Attorney General of Arkansas — Opinion
STEVE CLARK, Attorney General
The Honorable Doug Wood State Representative P.O. Box 5606 North Little Rock, Arkansas 72119
Dear Representative Wood:
I am in receipt of your letter of October 21, 1986 in which you seek an official opinion on the following question:
Under the FOI Act, can a dismissed, discharged or fired employee meet with a board, or commission in executive session?
The answer to your question is “no”.
Section 12-2805 of the Freedom of Information Act says in part:
(1) Executive sessions will be permitted only for the purpose of considering employment, appointment, promotion, demotion, disciplining or resignation of any public officer or employee.
(1) Only the person holding the top administrative position in the public agency, department or office involved; the immediate supervisor of the employee involved; and the employee may be present at the executive session when so requested by the governing body, board, commission or other public body holding the executive session.
(b) Any person being interviewed for the top administrative position in the public agency, department, or office involved may be present at the executive session when so requested by the governing board, commission or other public body holding the executive session.
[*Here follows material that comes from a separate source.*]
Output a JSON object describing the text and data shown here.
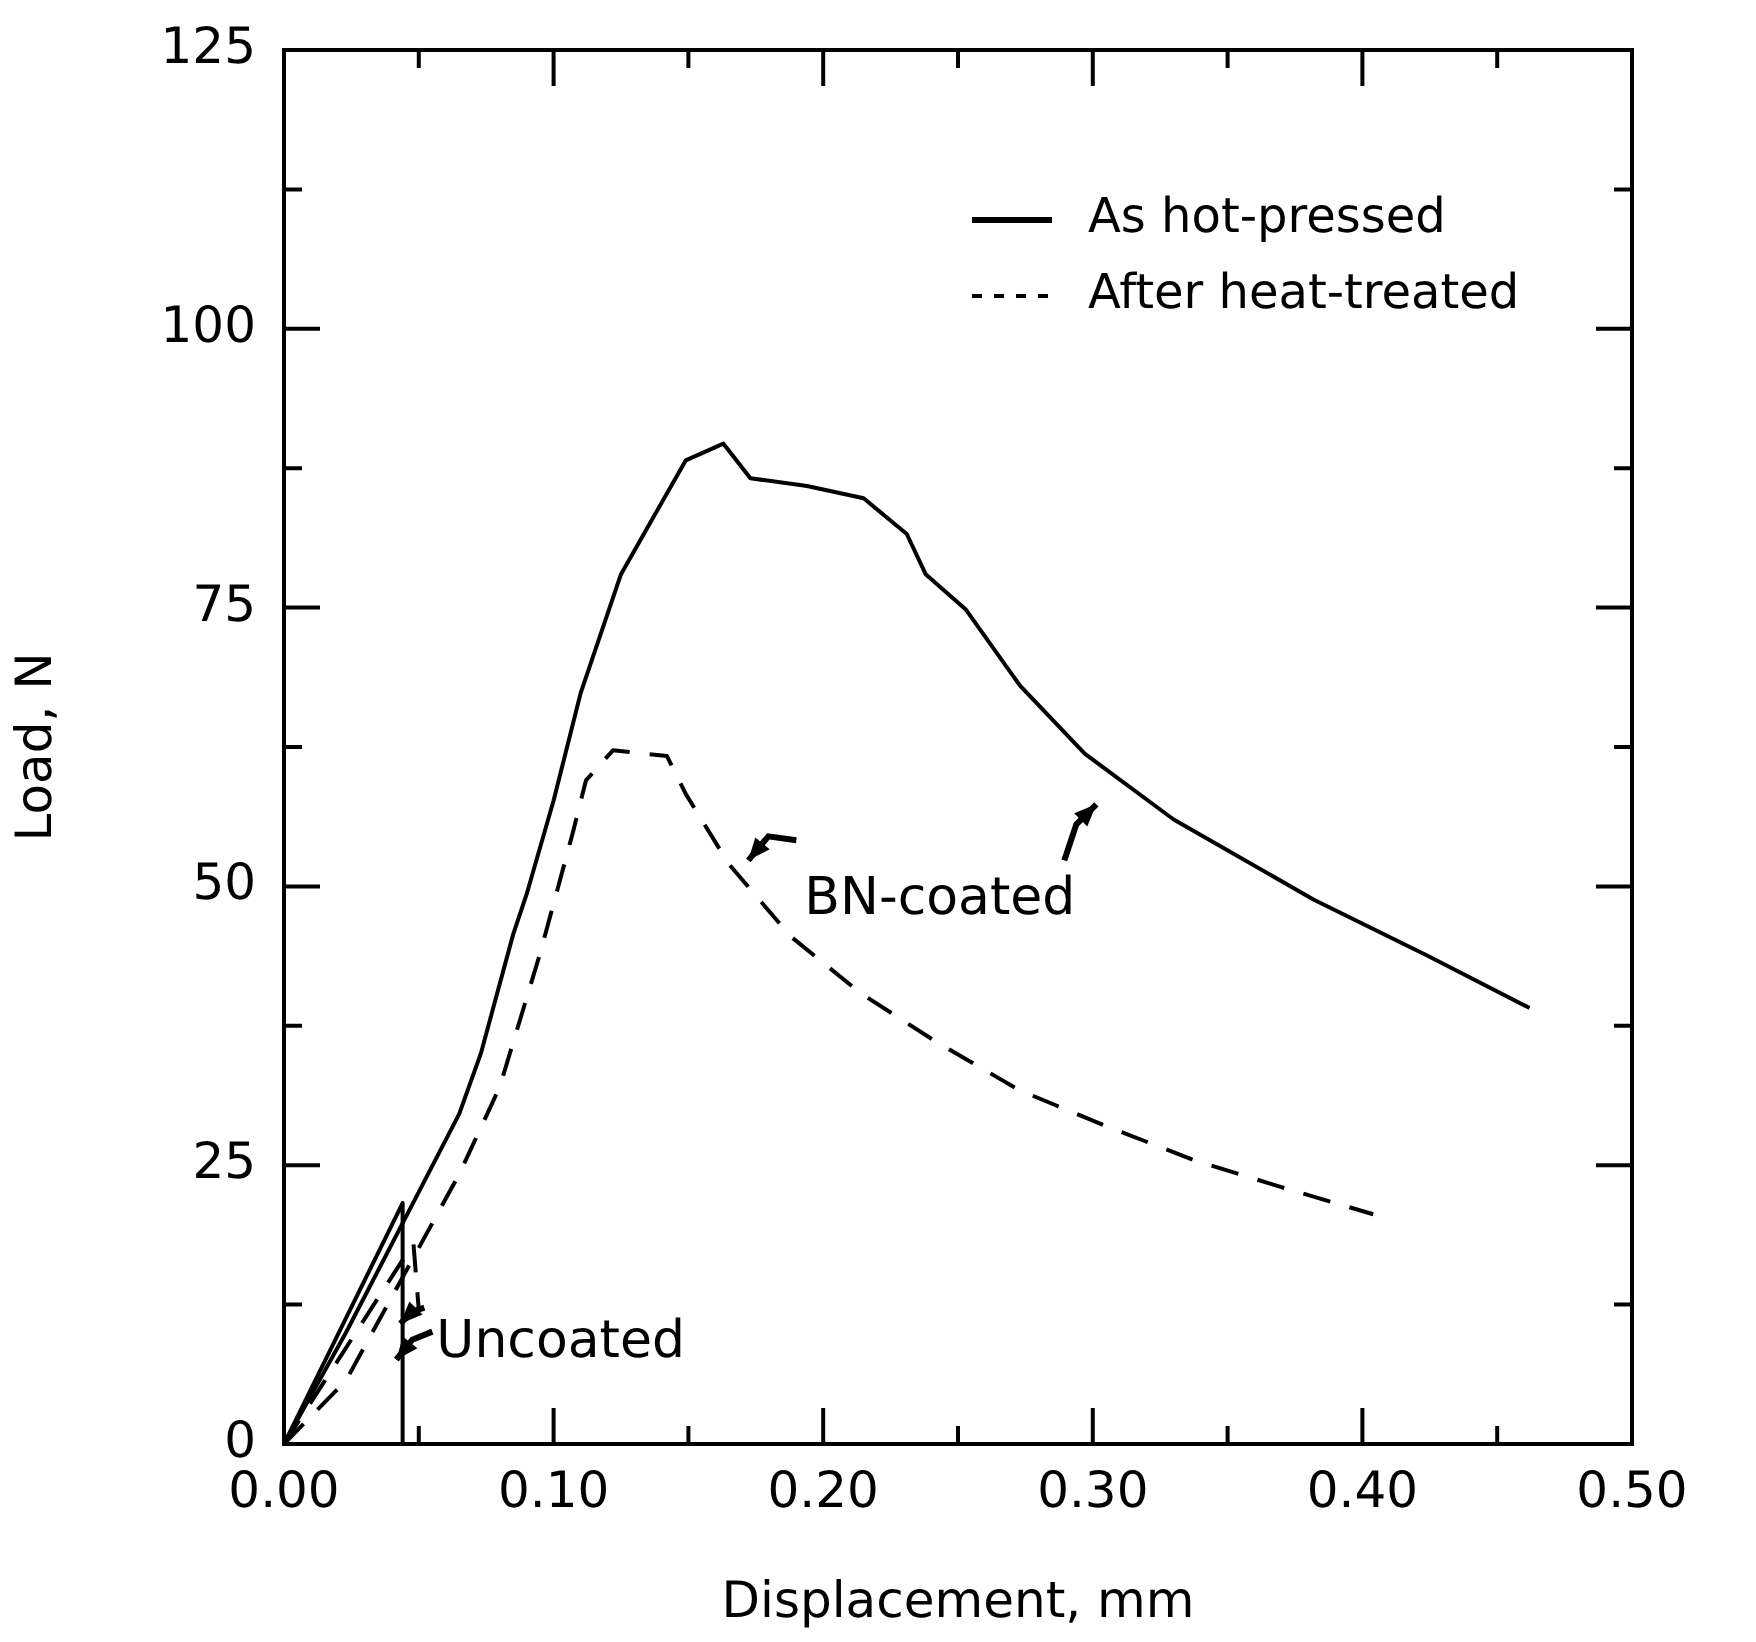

Executive sessions must never be called for the purpose of defeating the reason or the spirit of the Freedom of Information Act.
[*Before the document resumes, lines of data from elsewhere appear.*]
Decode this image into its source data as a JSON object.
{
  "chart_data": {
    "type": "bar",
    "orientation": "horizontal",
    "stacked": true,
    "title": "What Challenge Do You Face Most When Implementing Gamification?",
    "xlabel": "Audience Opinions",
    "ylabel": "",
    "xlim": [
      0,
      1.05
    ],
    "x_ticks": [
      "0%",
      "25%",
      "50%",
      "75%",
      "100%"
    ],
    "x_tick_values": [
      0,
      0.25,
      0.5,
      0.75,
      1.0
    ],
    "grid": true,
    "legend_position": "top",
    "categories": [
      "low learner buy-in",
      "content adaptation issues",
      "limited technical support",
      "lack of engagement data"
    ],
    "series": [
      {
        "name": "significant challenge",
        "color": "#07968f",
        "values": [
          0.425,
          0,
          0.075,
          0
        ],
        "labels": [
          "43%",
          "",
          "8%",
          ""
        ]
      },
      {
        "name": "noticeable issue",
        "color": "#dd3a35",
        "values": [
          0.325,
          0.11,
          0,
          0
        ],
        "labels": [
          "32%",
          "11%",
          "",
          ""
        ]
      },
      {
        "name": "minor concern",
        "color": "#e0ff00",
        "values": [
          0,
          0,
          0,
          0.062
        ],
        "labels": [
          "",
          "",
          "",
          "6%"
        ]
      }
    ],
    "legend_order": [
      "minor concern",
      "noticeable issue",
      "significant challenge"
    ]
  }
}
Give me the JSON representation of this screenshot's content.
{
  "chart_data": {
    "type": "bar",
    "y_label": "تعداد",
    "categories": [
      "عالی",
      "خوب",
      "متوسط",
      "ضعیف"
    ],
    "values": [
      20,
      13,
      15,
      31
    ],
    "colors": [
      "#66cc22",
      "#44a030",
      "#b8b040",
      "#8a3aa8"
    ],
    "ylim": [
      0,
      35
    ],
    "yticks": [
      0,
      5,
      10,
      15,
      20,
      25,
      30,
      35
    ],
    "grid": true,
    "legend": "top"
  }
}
No resolution, ordinance, rule, contract, regulation or motion considered or arrived at in executive session will be legal unless following the executive session, the public body reconvenes in public session and presents and votes on such resolution, ordinance, rule, contract, regulation, or motion.
It is my belief that a “dismissed, discharged or fired employee” cannot meet with a board or commission because he/she is no longer an employee of the agency, but an ex-employee and thus ineligible for executive session inclusion. No mention is made in the Act for former or ex-employees to be included in executive session. In fact, the Arkansas Supreme Court ruled in a case styled, Arkansas State Police Commission v. Davidson, 253 Ark. 1090, 490 S.W.2d 788 (1973) that when a public agency conducts a hearing on the application for the reinstatement of a discharged public employee, that the Freedom of Information Act requires the taking of testimony and the hearing of arguments in public. At the conclusion of the evidentiary hearing, the Board or commission may then go into executive session to discuss the decision they should then reach.
I trust this information will be of service to you and that if I can assist you in the future, you will feel free to call upon me.